It’s been a busy few days for me so I haven’t had a chance to try a different power supply but I have been plugging away at some other troubleshooting.
I tried some of the sas3flash tests (–testfw and --testlsall) and they all came back fine. I gather from the documentation they are pretty rudimentary tests so not really surprising.
As a hail Mary, I tried firmware 16.00.12.00 documented on truenas.com community post. The firmware specifically calls out the fixed issue with SATA drives so, again, no surprise that it didn’t help my situation.
MPT3SAS in dmesg always reports 0x31120303 along side the I/O error from the drive (still always on odd slot drives
).
Dec 17 19:13:45 hl15 kernel: sd 10:0:2:0: [sdc] tag#1772 FAILED Result: hostbyte=DID_SOFT_ERROR driverbyte=DRIVER_OK cmd_age=0s
Dec 17 19:13:45 hl15 kernel: sd 10:0:2:0: [sdc] tag#1772 CDB: Write(16) 8a 00 00 00 00 00 b2 a9 71 e8 00 00 00 50 00 00
Dec 17 19:13:45 hl15 kernel: I/O error, dev sdc, sector 2997449192 op 0x1:(WRITE) flags 0x700 phys_seg 6 prio class 2
Dec 17 19:13:45 hl15 kernel: zio pool=TEST7Z2 vdev=/dev/disk/by-vdev/1-11-part1 error=5 type=2 offset=1534692937728 size=40960 flags=40080c80
Dec 17 19:30:24 hl15 kernel: mpt3sas_cm0: log_info(0x31120303): originator(PL), code(0x12), sub_code(0x0303)
Dec 17 19:30:24 hl15 kernel: sd 10:0:2:0: [sdc] tag#2920 FAILED Result: hostbyte=DID_SOFT_ERROR driverbyte=DRIVER_OK cmd_age=0s
Dec 17 19:30:24 hl15 kernel: sd 10:0:2:0: [sdc] tag#2920 CDB: Write(16) 8a 00 00 00 00 00 d4 6a 4a 90 00 00 00 38 00 00
Dec 17 19:30:24 hl15 kernel: I/O error, dev sdc, sector 3563735696 op 0x1:(WRITE) flags 0x700 phys_seg 3 prio class 2
Dec 17 19:30:24 hl15 kernel: zio pool=TEST7Z2 vdev=/dev/disk/by-vdev/1-11-part1 error=5 type=2 offset=1824631627776 size=28672 flags=180880
I found a utility that helps decode the message - lsi_decode_loginfo. I ran it and received back “PL_LOGINFO_SUB_CODE_WRONG_REL_OFF_OR_FRAME_LENGTH”.
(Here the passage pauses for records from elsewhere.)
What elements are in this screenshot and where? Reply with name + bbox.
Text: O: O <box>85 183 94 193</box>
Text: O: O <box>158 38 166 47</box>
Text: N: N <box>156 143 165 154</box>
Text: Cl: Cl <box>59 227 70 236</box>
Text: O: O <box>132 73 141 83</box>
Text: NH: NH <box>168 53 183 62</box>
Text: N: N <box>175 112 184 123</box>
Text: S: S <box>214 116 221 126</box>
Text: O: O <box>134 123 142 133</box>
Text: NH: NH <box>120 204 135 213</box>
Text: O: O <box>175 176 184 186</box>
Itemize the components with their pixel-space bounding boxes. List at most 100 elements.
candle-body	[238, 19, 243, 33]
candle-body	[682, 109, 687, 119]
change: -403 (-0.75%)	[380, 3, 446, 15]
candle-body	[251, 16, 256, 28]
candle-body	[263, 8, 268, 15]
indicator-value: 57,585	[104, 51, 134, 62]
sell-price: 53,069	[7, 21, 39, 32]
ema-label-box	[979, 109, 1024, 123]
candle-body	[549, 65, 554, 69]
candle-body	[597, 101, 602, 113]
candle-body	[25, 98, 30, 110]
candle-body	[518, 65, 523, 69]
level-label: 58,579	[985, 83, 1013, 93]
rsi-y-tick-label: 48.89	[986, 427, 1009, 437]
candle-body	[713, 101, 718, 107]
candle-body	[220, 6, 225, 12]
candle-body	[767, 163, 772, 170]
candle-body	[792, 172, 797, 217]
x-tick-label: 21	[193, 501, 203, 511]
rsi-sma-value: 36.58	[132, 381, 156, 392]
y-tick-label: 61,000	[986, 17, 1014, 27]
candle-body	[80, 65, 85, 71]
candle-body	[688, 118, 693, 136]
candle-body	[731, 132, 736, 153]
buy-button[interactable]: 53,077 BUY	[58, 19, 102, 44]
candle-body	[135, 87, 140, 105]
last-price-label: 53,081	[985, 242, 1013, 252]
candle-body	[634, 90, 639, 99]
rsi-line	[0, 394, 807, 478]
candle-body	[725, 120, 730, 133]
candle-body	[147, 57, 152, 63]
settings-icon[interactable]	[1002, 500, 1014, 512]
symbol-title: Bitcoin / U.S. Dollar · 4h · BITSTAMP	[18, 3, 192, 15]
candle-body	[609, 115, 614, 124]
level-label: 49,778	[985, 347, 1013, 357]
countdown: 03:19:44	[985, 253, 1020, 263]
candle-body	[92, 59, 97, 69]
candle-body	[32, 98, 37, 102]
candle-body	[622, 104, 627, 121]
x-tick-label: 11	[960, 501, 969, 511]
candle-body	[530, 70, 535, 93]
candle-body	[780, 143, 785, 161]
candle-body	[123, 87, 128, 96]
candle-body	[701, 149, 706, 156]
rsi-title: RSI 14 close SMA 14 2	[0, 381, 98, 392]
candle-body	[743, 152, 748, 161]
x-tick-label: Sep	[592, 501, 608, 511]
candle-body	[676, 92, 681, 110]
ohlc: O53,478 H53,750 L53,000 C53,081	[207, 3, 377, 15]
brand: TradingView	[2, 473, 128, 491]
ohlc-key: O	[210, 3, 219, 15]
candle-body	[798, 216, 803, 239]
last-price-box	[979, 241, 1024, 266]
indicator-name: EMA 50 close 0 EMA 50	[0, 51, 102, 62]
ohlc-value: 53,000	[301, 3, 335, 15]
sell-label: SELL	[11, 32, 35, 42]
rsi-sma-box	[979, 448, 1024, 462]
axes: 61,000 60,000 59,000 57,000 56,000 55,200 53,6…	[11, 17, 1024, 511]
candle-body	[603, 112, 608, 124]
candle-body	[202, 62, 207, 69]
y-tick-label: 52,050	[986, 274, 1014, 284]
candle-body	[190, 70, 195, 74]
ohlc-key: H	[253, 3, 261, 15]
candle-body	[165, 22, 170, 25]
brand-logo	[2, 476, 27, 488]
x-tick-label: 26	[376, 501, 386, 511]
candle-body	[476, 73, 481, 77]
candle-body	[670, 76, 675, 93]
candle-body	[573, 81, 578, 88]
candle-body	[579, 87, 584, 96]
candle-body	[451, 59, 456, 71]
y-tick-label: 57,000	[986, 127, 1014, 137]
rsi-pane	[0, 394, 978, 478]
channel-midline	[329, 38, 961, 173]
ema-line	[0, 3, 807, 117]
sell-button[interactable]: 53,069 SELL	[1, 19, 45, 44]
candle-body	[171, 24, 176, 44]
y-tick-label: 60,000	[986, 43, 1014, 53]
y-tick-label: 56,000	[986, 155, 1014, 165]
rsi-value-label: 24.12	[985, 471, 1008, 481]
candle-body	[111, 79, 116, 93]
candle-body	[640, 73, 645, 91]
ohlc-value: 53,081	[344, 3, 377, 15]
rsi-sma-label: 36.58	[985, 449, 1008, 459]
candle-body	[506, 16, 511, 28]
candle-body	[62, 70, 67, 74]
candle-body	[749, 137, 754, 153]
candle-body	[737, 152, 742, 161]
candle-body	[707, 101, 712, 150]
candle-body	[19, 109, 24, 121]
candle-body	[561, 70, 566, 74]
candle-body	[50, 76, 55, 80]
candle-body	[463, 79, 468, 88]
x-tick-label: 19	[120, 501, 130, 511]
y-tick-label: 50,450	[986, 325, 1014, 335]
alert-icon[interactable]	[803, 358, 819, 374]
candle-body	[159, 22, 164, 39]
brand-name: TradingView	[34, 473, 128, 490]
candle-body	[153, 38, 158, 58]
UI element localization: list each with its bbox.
~$ python3 ./lsi_decode_loginfo.py 0x31120303
Value 31120303h
Type: 30000000h SAS
Origin: 01000000h PL
Code: 00120000h PL_LOGINFO_CODE_ABORT See Sub-Codes below (PL_LOGINFO_SUB_CODE)
Sub Code: 00000300h PL_LOGINFO_SUB_CODE_WRONG_REL_OFF_OR_FRAME_LENGTH
Unparsed 00000003h
A little googling around and I find this description for that sub code on page 28 of (PDF) LSI SAS Error Codes - DOKUMEN.TIPS.
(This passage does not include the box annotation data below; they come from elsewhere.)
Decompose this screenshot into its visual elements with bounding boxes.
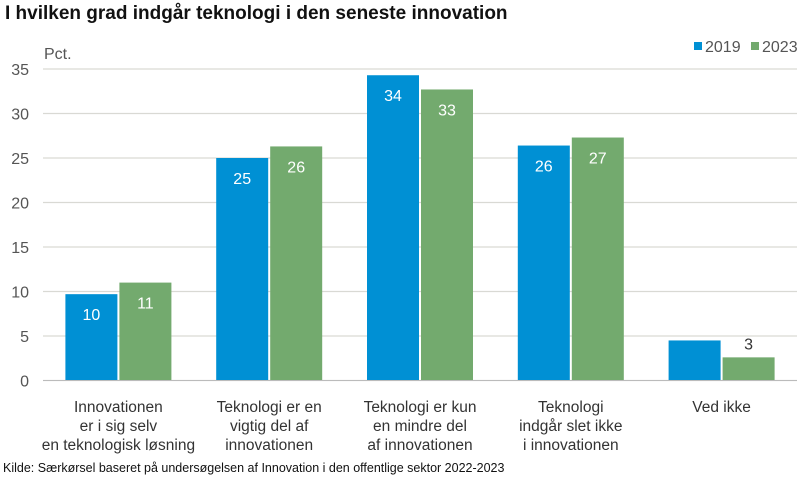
x-tick-label: er i sig selv (80, 418, 158, 435)
data-label: 10 (83, 307, 101, 324)
legend-label: 2023 (762, 39, 798, 56)
x-tick-label: vigtig del af (230, 418, 309, 435)
x-tick-label: en teknologisk løsning (42, 437, 195, 454)
data-label: 26 (535, 159, 553, 176)
data-label: 34 (384, 88, 402, 105)
data-label: 5 (690, 319, 699, 336)
data-label: 3 (744, 336, 753, 353)
x-tick-label: en mindre del (373, 418, 467, 435)
chart-title: I hvilken grad indgår teknologi i den se… (5, 3, 508, 24)
bar-2019 (367, 75, 419, 381)
x-tick-label: Innovationen (74, 399, 163, 416)
x-tick-label: af innovationen (367, 437, 472, 454)
bar-2019 (65, 294, 118, 381)
bar-2023 (119, 282, 172, 381)
x-tick-label: Teknologi er kun (364, 399, 477, 416)
source-note: Kilde: Særkørsel baseret på undersøgelse… (3, 461, 505, 475)
x-tick-label: Ved ikke (692, 399, 751, 416)
bar-2023 (270, 146, 323, 381)
y-tick-label: 35 (11, 62, 29, 79)
y-tick-label: 5 (20, 329, 29, 346)
bar-2019 (668, 340, 721, 381)
y-tick-label: 20 (11, 196, 29, 213)
x-tick-label: Teknologi (538, 399, 604, 416)
data-label: 33 (438, 102, 456, 119)
y-tick-label: 15 (11, 240, 29, 257)
bar-2019 (216, 158, 269, 381)
bar-2023 (421, 89, 473, 381)
x-tick-label: innovationen (225, 437, 313, 454)
data-label: 26 (287, 159, 305, 176)
legend-swatch-2023 (751, 42, 759, 50)
x-tick-label: Teknologi er en (217, 399, 322, 416)
y-tick-label: 30 (11, 107, 29, 124)
y-tick-label: 0 (20, 374, 29, 391)
y-axis-label: Pct. (44, 46, 72, 63)
bar-2023 (722, 357, 775, 381)
data-label: 25 (233, 171, 251, 188)
bar-2023 (571, 137, 624, 381)
data-label: 11 (137, 296, 154, 313)
y-tick-label: 10 (11, 285, 29, 302)
x-tick-label: i innovationen (523, 437, 619, 454)
y-tick-label: 25 (11, 151, 29, 168)
data-label: 27 (589, 151, 607, 168)
legend-swatch-2019 (694, 42, 702, 50)
bar-2019 (517, 145, 570, 381)
legend-label: 2019 (705, 39, 741, 56)
x-tick-label: indgår slet ikke (519, 418, 622, 435)
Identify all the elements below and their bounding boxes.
Firmware detected unexpected relative offset or wrong. frame length. Aborting the command.
I think this puts me squarely in the camp of hardware (sas controller \ cable \ power) or firmware problem (HP firmware on drives). I was able to find some new standard Seagate drives (st8000nm0075) on Ebay. I grabbed four of them for $100 each. That’s about 30% more than the used drives cost me but that seemed like a fair price for being new. Unfortunately, they came formatted 512 with Protection Type 2 enabled so I’m working to reformatting them without the protection.